Sob a rubrica de direito processual, o significado de fundamentar, retrata bem a forma ideal de se exercer esta exigência legal:

Fundamentar. 2. Rubrica: direito processual. Demonstrar através da lei, da doutrina, da jurisprudência, ou de provas (aquilo que a parte alega em juízo) com o fim de obter uma decisão favorável. 3. Apoiar(-se) em fundamentos; fundar(-se), documentar(-se), justificar(-se).[2]

Alfredo Buzaid, autor do projeto do Código de Processo Civil de 1973, albergando entendimento de Chiovenda, assim se referiu ao princípio da motivação, cerne das decisões:

“Característica formal da sentença é a exposição precisa do estado da questão resolvida e do trabalho mental realizado pelo juiz; por isso a sentença deve encerrar, ademais do dispositivo, sob pena de nulidade: a) o teor dos pedidos das partes, excluído o fato e os motivos; b) os motivos de decidir, de fato e de direito, sem que seja lícito referir-se simplesmente aos motivos de outra sentença (Chiovenda, Instituições de direito processual civil, vol. III, nº. 302”[3]

Pugnando pela constitucionalidade do novel art. 285-A do CPC, na qualidade de amicus curiae ao intervir na Ação Direta de Inconstitucionalidade de n.º 3.695/DF, movida pelo Conselho Federal da Ordem dos Advogados do Brasil, o egrégio Instituto Brasileiro de Direito Processual – IBDP, referiu-se à motivação, como pressuposto da segurança jurídica:

“Como, para a escorreita incidência do art. 285-A do Código de Processo Civil, faz-se necessário que o juiz, como dá-se, de resto, quando profere qualquer decisão – e isto é imposição constitucional (art. 93, IX, da Constituição Federal) e infraconstitucional (arts. 165 e 459, caput, do Código de Processo Civil ) -, motive-a, fundamente-a, diga, legitimando a competência que recebeu desde a Constituição, porque decidiu em um e em outro sentido, não há porque supor que a segurança jurídica estaria sendo violada”. [4]
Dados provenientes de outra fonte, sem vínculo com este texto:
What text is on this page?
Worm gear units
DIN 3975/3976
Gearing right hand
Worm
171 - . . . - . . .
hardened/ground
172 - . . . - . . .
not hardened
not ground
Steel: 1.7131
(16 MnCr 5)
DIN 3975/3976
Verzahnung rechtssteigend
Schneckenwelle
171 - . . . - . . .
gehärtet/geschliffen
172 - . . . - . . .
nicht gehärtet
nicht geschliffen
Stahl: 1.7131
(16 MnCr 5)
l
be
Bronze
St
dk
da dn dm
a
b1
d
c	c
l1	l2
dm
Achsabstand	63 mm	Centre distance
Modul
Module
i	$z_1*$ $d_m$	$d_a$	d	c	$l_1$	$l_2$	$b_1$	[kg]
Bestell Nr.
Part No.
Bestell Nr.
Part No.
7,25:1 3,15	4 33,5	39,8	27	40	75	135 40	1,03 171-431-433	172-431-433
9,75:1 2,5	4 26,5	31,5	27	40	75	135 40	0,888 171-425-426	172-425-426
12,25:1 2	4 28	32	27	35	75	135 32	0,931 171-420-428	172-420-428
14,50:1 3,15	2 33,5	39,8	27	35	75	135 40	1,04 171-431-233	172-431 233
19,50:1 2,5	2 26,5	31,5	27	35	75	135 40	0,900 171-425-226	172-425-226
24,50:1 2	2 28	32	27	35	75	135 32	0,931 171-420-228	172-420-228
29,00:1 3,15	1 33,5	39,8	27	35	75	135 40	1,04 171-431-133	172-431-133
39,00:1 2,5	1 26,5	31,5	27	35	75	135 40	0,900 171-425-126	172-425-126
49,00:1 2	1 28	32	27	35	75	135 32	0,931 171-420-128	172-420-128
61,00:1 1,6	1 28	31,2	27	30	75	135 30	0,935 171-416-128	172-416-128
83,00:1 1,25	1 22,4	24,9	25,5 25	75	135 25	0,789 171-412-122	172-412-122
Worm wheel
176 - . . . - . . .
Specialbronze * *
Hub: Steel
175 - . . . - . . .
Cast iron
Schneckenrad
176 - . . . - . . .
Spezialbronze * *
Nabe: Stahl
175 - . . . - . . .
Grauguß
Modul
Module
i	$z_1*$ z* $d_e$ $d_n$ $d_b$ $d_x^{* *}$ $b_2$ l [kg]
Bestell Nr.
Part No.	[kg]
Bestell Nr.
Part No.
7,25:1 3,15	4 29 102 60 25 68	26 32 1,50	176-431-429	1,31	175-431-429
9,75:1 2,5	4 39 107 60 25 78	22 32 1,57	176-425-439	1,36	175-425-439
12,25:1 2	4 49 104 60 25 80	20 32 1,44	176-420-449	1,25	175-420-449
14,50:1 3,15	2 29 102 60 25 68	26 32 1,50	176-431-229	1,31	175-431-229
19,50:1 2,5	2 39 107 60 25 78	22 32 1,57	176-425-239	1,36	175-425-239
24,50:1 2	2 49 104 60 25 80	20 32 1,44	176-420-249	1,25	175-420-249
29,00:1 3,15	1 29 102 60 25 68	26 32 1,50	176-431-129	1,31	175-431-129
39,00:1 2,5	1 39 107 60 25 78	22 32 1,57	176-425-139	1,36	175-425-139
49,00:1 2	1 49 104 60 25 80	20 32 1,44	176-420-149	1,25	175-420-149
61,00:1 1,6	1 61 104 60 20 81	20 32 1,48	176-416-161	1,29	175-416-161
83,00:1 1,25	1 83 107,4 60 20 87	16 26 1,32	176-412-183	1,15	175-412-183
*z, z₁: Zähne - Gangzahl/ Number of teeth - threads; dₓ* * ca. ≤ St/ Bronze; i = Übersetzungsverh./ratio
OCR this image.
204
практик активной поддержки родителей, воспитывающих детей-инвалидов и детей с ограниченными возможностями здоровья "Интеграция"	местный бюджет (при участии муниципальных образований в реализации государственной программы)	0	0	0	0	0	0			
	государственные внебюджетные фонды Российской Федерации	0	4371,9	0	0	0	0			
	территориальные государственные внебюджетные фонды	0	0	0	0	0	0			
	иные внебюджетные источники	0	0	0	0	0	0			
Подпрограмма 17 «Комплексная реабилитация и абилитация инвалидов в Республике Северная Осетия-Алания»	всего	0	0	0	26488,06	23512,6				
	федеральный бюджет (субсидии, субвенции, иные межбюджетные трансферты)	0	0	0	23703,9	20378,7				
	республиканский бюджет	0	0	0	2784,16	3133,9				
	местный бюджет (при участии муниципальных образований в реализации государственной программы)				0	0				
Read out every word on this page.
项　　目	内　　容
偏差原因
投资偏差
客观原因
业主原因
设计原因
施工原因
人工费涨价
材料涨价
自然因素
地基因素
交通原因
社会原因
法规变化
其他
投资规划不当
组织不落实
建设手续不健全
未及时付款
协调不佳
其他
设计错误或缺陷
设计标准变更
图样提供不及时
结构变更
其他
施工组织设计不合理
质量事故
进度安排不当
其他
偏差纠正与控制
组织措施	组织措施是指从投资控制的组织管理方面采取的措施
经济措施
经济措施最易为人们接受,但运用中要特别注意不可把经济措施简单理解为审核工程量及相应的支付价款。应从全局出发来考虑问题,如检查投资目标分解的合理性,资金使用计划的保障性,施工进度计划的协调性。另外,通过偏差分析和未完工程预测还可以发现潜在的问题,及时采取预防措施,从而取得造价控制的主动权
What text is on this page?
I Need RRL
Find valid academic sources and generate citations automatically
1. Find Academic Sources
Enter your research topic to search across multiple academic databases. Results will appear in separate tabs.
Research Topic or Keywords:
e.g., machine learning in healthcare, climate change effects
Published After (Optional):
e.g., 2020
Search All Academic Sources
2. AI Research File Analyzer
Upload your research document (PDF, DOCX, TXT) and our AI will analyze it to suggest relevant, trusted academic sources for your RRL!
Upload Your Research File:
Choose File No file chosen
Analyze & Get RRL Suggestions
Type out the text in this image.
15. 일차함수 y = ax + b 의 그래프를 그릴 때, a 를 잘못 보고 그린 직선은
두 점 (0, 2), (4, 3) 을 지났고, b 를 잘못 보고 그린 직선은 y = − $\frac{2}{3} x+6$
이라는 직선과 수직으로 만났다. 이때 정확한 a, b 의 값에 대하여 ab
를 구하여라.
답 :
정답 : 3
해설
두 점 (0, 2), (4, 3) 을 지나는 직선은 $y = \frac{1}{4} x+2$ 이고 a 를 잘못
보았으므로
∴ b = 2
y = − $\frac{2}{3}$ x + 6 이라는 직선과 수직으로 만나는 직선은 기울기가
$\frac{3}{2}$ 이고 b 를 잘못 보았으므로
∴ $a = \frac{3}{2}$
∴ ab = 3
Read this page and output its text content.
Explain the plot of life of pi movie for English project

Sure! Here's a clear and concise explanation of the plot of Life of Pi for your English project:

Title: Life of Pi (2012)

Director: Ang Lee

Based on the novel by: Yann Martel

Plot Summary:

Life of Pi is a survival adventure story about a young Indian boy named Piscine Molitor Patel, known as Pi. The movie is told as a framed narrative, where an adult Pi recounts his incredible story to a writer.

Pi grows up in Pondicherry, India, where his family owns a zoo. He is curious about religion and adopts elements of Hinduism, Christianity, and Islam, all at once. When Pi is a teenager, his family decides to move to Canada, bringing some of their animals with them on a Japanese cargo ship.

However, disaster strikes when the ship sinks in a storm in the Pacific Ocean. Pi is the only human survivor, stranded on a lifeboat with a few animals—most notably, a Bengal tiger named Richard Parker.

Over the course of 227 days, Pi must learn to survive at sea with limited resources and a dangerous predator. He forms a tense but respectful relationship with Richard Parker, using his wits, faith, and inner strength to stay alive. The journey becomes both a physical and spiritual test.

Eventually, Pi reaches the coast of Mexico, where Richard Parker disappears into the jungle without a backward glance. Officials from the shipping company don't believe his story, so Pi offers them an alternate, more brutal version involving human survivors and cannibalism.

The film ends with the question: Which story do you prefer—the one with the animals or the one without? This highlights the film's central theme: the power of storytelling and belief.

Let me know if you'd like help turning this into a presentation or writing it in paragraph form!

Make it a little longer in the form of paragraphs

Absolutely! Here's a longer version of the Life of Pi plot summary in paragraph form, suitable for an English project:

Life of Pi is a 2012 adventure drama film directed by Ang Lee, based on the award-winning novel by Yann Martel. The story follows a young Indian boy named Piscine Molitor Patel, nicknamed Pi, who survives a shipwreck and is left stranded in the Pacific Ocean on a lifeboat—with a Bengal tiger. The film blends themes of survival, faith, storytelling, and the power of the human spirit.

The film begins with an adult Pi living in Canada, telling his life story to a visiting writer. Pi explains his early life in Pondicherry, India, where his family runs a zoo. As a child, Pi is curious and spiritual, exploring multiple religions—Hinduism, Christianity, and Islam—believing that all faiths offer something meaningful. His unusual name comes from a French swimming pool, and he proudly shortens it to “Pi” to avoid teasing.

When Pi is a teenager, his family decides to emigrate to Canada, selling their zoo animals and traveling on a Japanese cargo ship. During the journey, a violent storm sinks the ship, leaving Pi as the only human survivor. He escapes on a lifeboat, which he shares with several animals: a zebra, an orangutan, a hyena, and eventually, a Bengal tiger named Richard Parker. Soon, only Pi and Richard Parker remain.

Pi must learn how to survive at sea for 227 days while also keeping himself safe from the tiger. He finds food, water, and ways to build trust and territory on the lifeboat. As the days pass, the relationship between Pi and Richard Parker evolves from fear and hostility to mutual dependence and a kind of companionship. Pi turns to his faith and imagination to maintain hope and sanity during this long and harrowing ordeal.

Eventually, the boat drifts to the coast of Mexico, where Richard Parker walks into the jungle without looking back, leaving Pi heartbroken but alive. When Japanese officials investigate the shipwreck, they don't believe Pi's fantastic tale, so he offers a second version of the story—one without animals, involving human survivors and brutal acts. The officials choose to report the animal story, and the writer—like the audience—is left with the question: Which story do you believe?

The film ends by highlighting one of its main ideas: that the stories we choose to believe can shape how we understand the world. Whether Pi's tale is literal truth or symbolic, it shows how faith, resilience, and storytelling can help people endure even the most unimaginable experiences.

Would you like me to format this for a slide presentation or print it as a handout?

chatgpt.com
2. Exigências legais de fundamentação das decisões

Há atualmente, enorme destaque para a essencialidade da fundamentação em todas as decisões emanadas do Judiciário, a partir da ênfase desta garantia, dada pela Constituição Federal de 1988, ao dispor que, todas as decisões do Poder Judiciário, deverão ser fundamentadas sob pena de nulidade.[5]

A Constituição Federal antecedente, de 1967, não conteve esta garantia, mas esta imperiosidade já era expressa no Código de Processo Civil de 1939 no parágrafo único do artigo 118 e 280, e não prescindia da motivação inclusive nos despachos:

Art. 118.

Parágrafo único. O juiz indicará na sentença ou despacho os fatos e circunstâncias que motivaram o seu convencimento.

Art. 280. A sentença, que deverá ser clara e precisa, conterá: I – o relatório; II – os fundamentos de fato e de direito; III – a decisão. [6]

O Código de Processo Civil atual prevê a fundamentação nos artigos 131 e 165, como dever do juiz, e no art. 458, II, como requisito essencial da sentença.

3. Relação entre fundamentação e liberdade

A importância da fundamentação transcende o enfoque da literalidade da lei que a garante, ao refletir um dos bens mais sagrados que o homem pode desfrutar: o da liberdade, pois o julgador, ao expor os motivos de seu convencimento, deixará esclarecidas, as razões conducentes à decisão, demonstrando sua lógica.

A revelação do silogismo utilizado, ao mesmo tempo em que afasta a possibilidade de se imaginar que o percurso lógico utilizado foi equivocado, caprichoso ou arbitrário, serve como elemento de conformação para as partes, cumprindo a função de apaziguamento social.

Assim, não há lugar para o autoritarismo, a ditadura, pois o próprio intérprete ao desenvolver a motivação, terá oportunidade, com suas reflexões, de evitar incorrer no grave erro da arbitrariedade, que significaria retrocesso no avanço civilizatório.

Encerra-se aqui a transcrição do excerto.